Brigadier Jaimie Roylance, the Royal Navy’s Chief Technology Officer, said: “This demonstration day has been a long time coming, and has allowed us to showcase some of what my team and a huge cast of end-users have achieved over the last 2 years to prove the concept of PODS.  

“Today, we have been able to gather all sorts of stakeholders who could and should be interested in the use of PODS and that maybe would sponsor these sorts of capabilities.

“We’ve also had a very good cross section of current and potential future users, whether in mine counter measures, seabed warfare or the Commando Force, brief on their interest in the PODS they’re currently using and may get in the future.

“And we also have people representing the parts of the Royal Navy and DE&S who might deliver a PODS programme in the near future.”

There’s no substitute for the immersive experience we’ve been able to show them in detail at the demonstration day so this engagement has been vital.

Brigadier Jaimie Roylance, the Royal Navy’s Chief Technology Officer

While the demonstration day showed the potential of the PODS and their many uses, trials have taken place with a PODS successfully loaded onto HMS Tamar during its recent patrols in the Pacific.
 
Two 20ft Seabed Warfare PODS gave the patrol ship the ability to conduct underwater operations alongside divers from the Royal Navy and US Navy.

And having the PODS on show and with the necessary equipment and systems installed is a key part of the next stage of delivery.

“Showing real, physical PODS is essential,” Brig Roylance added.
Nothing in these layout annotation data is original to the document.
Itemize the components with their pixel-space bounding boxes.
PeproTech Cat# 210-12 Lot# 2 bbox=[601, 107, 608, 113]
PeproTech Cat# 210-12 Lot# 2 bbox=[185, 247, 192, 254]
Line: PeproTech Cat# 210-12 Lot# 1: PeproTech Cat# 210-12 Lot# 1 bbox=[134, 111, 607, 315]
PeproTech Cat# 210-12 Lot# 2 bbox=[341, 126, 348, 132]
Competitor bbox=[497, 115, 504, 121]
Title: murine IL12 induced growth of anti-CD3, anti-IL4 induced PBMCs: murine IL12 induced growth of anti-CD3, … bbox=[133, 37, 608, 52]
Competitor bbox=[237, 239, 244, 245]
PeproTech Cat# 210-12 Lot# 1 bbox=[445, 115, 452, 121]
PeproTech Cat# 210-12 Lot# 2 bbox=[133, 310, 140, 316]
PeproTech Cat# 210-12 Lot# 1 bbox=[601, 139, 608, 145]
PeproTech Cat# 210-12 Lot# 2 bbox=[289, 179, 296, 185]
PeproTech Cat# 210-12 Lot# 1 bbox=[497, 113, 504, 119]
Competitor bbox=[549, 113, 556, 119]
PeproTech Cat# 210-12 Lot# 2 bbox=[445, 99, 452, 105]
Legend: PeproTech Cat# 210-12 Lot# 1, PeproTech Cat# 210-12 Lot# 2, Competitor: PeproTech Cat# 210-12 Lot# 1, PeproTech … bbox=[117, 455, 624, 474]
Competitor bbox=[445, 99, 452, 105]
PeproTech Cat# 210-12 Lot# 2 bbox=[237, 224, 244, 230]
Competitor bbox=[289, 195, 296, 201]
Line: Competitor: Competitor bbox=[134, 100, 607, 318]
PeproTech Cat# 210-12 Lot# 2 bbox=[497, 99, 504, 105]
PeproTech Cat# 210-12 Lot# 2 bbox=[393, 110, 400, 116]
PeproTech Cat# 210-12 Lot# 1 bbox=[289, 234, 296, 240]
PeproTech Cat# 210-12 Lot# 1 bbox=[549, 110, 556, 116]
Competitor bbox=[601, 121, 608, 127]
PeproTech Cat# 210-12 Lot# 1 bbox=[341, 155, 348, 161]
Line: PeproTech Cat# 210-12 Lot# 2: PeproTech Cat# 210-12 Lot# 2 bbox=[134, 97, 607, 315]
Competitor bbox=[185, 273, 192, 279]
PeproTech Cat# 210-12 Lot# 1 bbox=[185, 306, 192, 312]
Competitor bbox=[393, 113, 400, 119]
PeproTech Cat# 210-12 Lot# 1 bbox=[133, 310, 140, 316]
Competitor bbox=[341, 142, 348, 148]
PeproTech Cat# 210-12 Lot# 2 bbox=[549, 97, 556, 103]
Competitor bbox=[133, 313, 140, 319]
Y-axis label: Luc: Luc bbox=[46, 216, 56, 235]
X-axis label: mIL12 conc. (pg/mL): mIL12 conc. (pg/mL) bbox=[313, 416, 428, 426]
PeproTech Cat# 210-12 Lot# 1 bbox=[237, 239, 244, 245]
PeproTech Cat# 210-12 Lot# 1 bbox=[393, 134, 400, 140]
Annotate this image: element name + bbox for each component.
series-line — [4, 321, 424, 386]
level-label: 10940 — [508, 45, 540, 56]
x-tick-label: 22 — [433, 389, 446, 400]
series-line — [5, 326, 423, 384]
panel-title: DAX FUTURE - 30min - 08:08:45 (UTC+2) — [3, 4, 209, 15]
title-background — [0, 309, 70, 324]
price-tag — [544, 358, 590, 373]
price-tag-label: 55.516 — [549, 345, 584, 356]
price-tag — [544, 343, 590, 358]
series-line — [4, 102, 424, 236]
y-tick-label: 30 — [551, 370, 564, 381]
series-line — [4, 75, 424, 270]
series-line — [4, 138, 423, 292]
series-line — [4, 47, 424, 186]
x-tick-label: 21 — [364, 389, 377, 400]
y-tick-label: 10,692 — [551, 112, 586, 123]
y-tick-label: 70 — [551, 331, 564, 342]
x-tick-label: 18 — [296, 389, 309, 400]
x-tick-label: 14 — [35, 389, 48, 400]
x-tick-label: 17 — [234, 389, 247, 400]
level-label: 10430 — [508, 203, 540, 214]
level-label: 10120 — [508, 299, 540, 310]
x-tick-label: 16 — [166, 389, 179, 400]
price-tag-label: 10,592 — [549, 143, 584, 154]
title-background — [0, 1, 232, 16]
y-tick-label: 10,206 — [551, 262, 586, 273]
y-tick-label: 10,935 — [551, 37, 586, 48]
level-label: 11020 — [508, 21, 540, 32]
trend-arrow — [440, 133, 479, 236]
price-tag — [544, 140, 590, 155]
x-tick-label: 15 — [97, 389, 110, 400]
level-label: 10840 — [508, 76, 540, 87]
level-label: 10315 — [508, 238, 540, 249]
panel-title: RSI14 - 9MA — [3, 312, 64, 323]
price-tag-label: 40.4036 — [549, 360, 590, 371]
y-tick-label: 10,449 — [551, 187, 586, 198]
“Bringing the PODS concept to life via the real physical working prototypes that we have here today has been very important. I have been pleased to hear how many of our guests have been pleasantly surprised to see how far we’ve come in such a short space of time.

“There’s no substitute for the immersive experience we’ve been able to show them in detail at the demonstration day so this engagement has been vital.

“These PODS represent an opportunity for the Royal Navy to stand up a programme which could see us rolling out fleets of PODS for a wide variety of different uses in the very near future.

“It is an aspect of delivering of the navy’s intent to make modularity and modernisation a key aspect of future capability.”